Speaking at an LGBT+ meeting in the city this week, he said parents were beginning to ask questions about the diversity programme at the school where he is a governor following public backlash.

He said: “We are worried that if we push it then we are going to get protesters outside our schools and it will be really disruptive. These protestors are fuelling [things] and that is why it has spread.”

Geoff Barton, general secretary of the Association of School and College Leaders, has called on protesters to stop demonstrating outside schools. He said: “It is distressing for staff, pupils and families, and it is particularly sad to hear about reports of children being left in tears.

Mr Barton added: “We are sure schools which have been targeted are doing everything possible to provide support and reassurance to staff and pupils.”

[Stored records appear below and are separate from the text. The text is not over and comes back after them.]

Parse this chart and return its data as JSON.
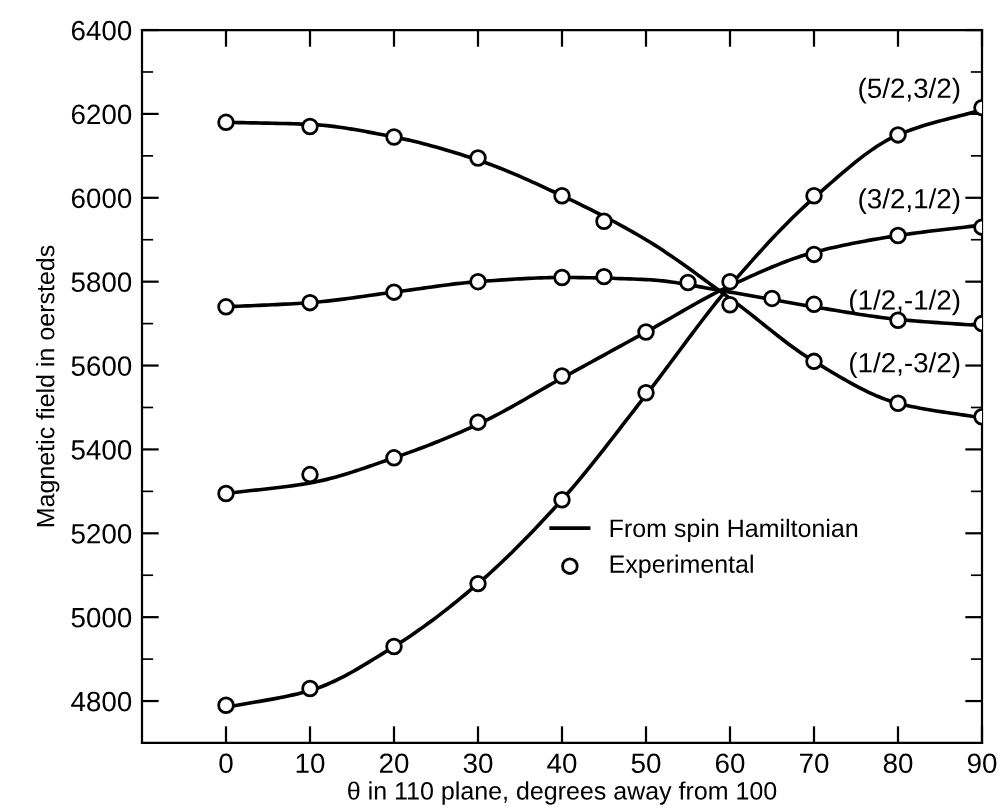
{
  "chart_data": {
    "type": "line",
    "xlabel": "θ in 110 plane, degrees away from 100",
    "ylabel": "Magnetic field in oersteds",
    "x": [
      0,
      10,
      20,
      30,
      40,
      50,
      60,
      70,
      80,
      90
    ],
    "series": [
      {
        "name": "From spin Hamiltonian",
        "color": "#000000",
        "values": [
          4785,
          4825,
          4930,
          5080,
          5280,
          5530,
          5790,
          6000,
          6150,
          6210
        ]
      },
      {
        "color": "#000000",
        "values": [
          5295,
          5320,
          5380,
          5460,
          5570,
          5680,
          5790,
          5870,
          5910,
          5935
        ]
      },
      {
        "color": "#000000",
        "values": [
          5740,
          5750,
          5775,
          5800,
          5810,
          5805,
          5775,
          5740,
          5710,
          5695
        ]
      },
      {
        "color": "#000000",
        "values": [
          6180,
          6175,
          6145,
          6090,
          6005,
          5900,
          5760,
          5610,
          5510,
          5475
        ]
      },
      {
        "name": "Experimental",
        "type": "scatter",
        "marker": "circle",
        "color": "#000000",
        "x": [
          0,
          10,
          20,
          30,
          40,
          50,
          60,
          70,
          80,
          90
        ],
        "values": [
          4790,
          4830,
          4930,
          5080,
          5280,
          5535,
          5800,
          6005,
          6150,
          6215
        ]
      },
      {
        "type": "scatter",
        "marker": "circle",
        "color": "#000000",
        "x": [
          0,
          10,
          20,
          30,
          40,
          50,
          70,
          80,
          90
        ],
        "values": [
          5295,
          5340,
          5380,
          5465,
          5575,
          5680,
          5865,
          5910,
          5930
        ]
      },
      {
        "type": "scatter",
        "marker": "circle",
        "color": "#000000",
        "x": [
          0,
          10,
          20,
          30,
          40,
          45,
          55,
          65,
          70,
          80,
          90
        ],
        "values": [
          5740,
          5750,
          5775,
          5800,
          5810,
          5812,
          5798,
          5760,
          5746,
          5708,
          5700
        ]
      },
      {
        "type": "scatter",
        "marker": "circle",
        "color": "#000000",
        "x": [
          0,
          10,
          20,
          30,
          40,
          45,
          60,
          70,
          80,
          90
        ],
        "values": [
          6180,
          6170,
          6145,
          6095,
          6005,
          5944,
          5745,
          5610,
          5510,
          5478
        ]
      }
    ],
    "annotations": [
      "(5/2,3/2)",
      "(3/2,1/2)",
      "(1/2,-1/2)",
      "(1/2,-3/2)"
    ],
    "xlim": [
      -10,
      90
    ],
    "xticks": [
      0,
      10,
      20,
      30,
      40,
      50,
      60,
      70,
      80,
      90
    ],
    "ylim": [
      4700,
      6400
    ],
    "yticks": [
      4800,
      5000,
      5200,
      5400,
      5600,
      5800,
      6000,
      6200,
      6400
    ],
    "grid": false,
    "legend": "lower right",
    "line_style": "solid"
  }
}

A Department for Education spokesperson said: “We want children to know that there are many types of relationships – that’s why we are making relationships education compulsory in all primary schools from 2020. This will ensure pupils are taught the building blocks needed for positive and safe relationships of all kinds – starting with family and friends – and how to treat each other with kindness, consideration and respect.

“Following the introduction of the new regulations, there is time for schools to consult parents on how the new subjects will be taught. Schools talk to their parents all the time so we trust head teachers to take the decisions as to what is appropriate for their pupils to be taught.

“No school or teacher should face undue pressure from outside their school communities. The Department will do all it can to support headteachers to do their jobs, free from intimidation.”